6 Fitou Marita que dormia, calma, e recordou os dois homens abnegados que lhe haviam trazido alívio, sem nada perguntar… Ele que jamais se aproximara de ensinamentos religiosos, habitualmente tratados por ele com manifesta desconsideração, acolhia-se agora a vasta série de porquês.

7 Abafado, agoniava-se com a sede de algo… Sem o apoio fluídico de Moreira, que dedicava todas as energias à moça em decúbito, lembrou o cigarro, mas dizia de si para consigo que não era mais o cigarro o objeto que desejava.

8 Aspirava a sair, correr ao encontro de Agostinho e Salomão, a fim de perguntar-lhes pela fé em Deus. Anelava inteirar-se de como conseguiam entesourar tanta crença. Ambos haviam suavizado a opressão que lhe supliciava a filha… 9 Naquele instante, indagava a si mesmo se não era igualmente digno de piedade. Marita repousava no sono das vítimas, que a justiça resguarda na paz inviolável da consciência, enquanto que ele se atormentava na vigília dos réus!… 10 Reconhecia-se enfermo da alma, náufrago que afundava no redemoinho do desespero… Queria agarrar-se a alguém, a alguma coisa. Singela raiz de confiança mantê-lo-ia à margem da queda total!… A solidão asfixiava-o. Tinha fome de companhia.


2. Sugeri-lhe a leitura. Que ele abrisse o volume com que fora brindado. O livro conversaria em silêncio, ser-lhe-ia companheiro. Não se comprometesse a digerir-lhe, de vez, todas as instruções. Consultasse trechos, aqui e ali. Respigasse ideias, selecionasse conceitos.

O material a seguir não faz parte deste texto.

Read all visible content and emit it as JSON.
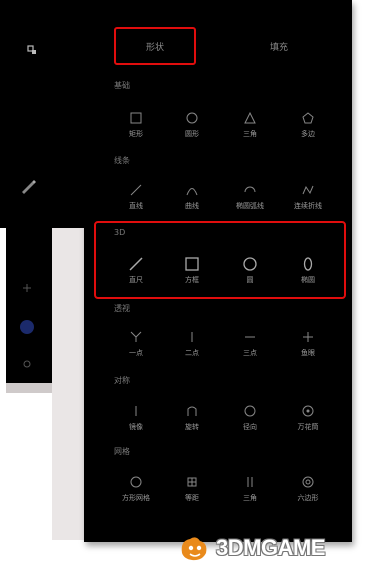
{
  "tabs": [
    {
      "label": "形状",
      "active": true
    },
    {
      "label": "填充",
      "active": false
    }
  ],
  "sections": [
    {
      "title": "基础",
      "items": [
        {
          "label": "矩形",
          "icon": "rect-icon"
        },
        {
          "label": "圆形",
          "icon": "circle-icon"
        },
        {
          "label": "三角",
          "icon": "triangle-icon"
        },
        {
          "label": "多边",
          "icon": "polygon-icon"
        }
      ]
    },
    {
      "title": "线条",
      "items": [
        {
          "label": "直线",
          "icon": "line-icon"
        },
        {
          "label": "曲线",
          "icon": "curve-icon"
        },
        {
          "label": "椭圆弧线",
          "icon": "arc-icon"
        },
        {
          "label": "连续折线",
          "icon": "polyline-icon"
        }
      ]
    },
    {
      "title": "3D",
      "items": [
        {
          "label": "直尺",
          "icon": "ruler-icon"
        },
        {
          "label": "方框",
          "icon": "square-icon"
        },
        {
          "label": "圆",
          "icon": "circle-outline-icon"
        },
        {
          "label": "椭圆",
          "icon": "ellipse-icon"
        }
      ]
    },
    {
      "title": "透视",
      "items": [
        {
          "label": "一点",
          "icon": "one-point-icon"
        },
        {
          "label": "二点",
          "icon": "two-point-icon"
        },
        {
          "label": "三点",
          "icon": "three-point-icon"
        },
        {
          "label": "鱼眼",
          "icon": "fisheye-icon"
        }
      ]
    },
    {
      "title": "对称",
      "items": [
        {
          "label": "镜像",
          "icon": "mirror-icon"
        },
        {
          "label": "旋转",
          "icon": "rotate-icon"
        },
        {
          "label": "径向",
          "icon": "radial-icon"
        },
        {
          "label": "万花筒",
          "icon": "kaleidoscope-icon"
        }
      ]
    },
    {
      "title": "网格",
      "items": [
        {
          "label": "方形网格",
          "icon": "grid-icon"
        },
        {
          "label": "等距",
          "icon": "isometric-icon"
        },
        {
          "label": "三角",
          "icon": "tri-grid-icon"
        },
        {
          "label": "六边形",
          "icon": "hex-grid-icon"
        }
      ]
    }
  ],
  "left_toolbar": {
    "icons": [
      "brush-size-icon",
      "pen-icon",
      "plus-icon",
      "color-dot-icon",
      "eye-icon"
    ],
    "color": "#1b2a6b"
  },
  "watermark": {
    "text": "3DMGAME",
    "accent": "#e98a1b"
  },
  "highlight_color": "#e10d0d"
}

2 Assimilou-me a indução e tomou a brochura, compulsando-a. Ainda assim, tentou reagir. Acusava-se incapaz, inquieto. Não retinha a menor parcela de serenidade para ler com aplicação ao assunto.

3 Insisti, porém.

Os dedos nervosos tatearam o índice. Relanceou o olhar, através das legendas. No capítulo XIn esbarrou com um item sob o título: “Caridade para com os criminosos”. Aquelas sílabas invadiram-lhe o cérebro atribulado quais gazuas de fogo. Sentia-se descoberto por tribunal invisível. 4 Sim! — Monologou, desconsolado, — é imprescindível examinar-se. Na própria conceituação, qualificava-se por malfeitor, foragido da grade. Durante o dia inteiro fora visto e acatado, ali, sob aquele teto, como sendo pai carinhoso, mas sabia-se estuprador, filicida… Carregava a dor irremediável de haver impelido a filha querida à loucura e à morte!… Que condenações enfileiraria aquele volume contra ele? Merecia escutar a própria sentença, junto daquela que lhe caíra sob o golpe aniquilador…

5 Procurou a folha indicada e oh! Surpresa!… O livro não lhe amaldiçoava a presença. Leu e releu, chorando, aquelas frases que ressumavam brandura e entendimento. Identificou-se à frente de um apelo à fraternidade e à compaixão, que não pintava os delinquentes por seres infernais, ausentes da órbita do Amor Divino. A pequena mensagem concitava à tolerância e terminava rogando preces, a benefício dos que sucumbem na voragem do mal.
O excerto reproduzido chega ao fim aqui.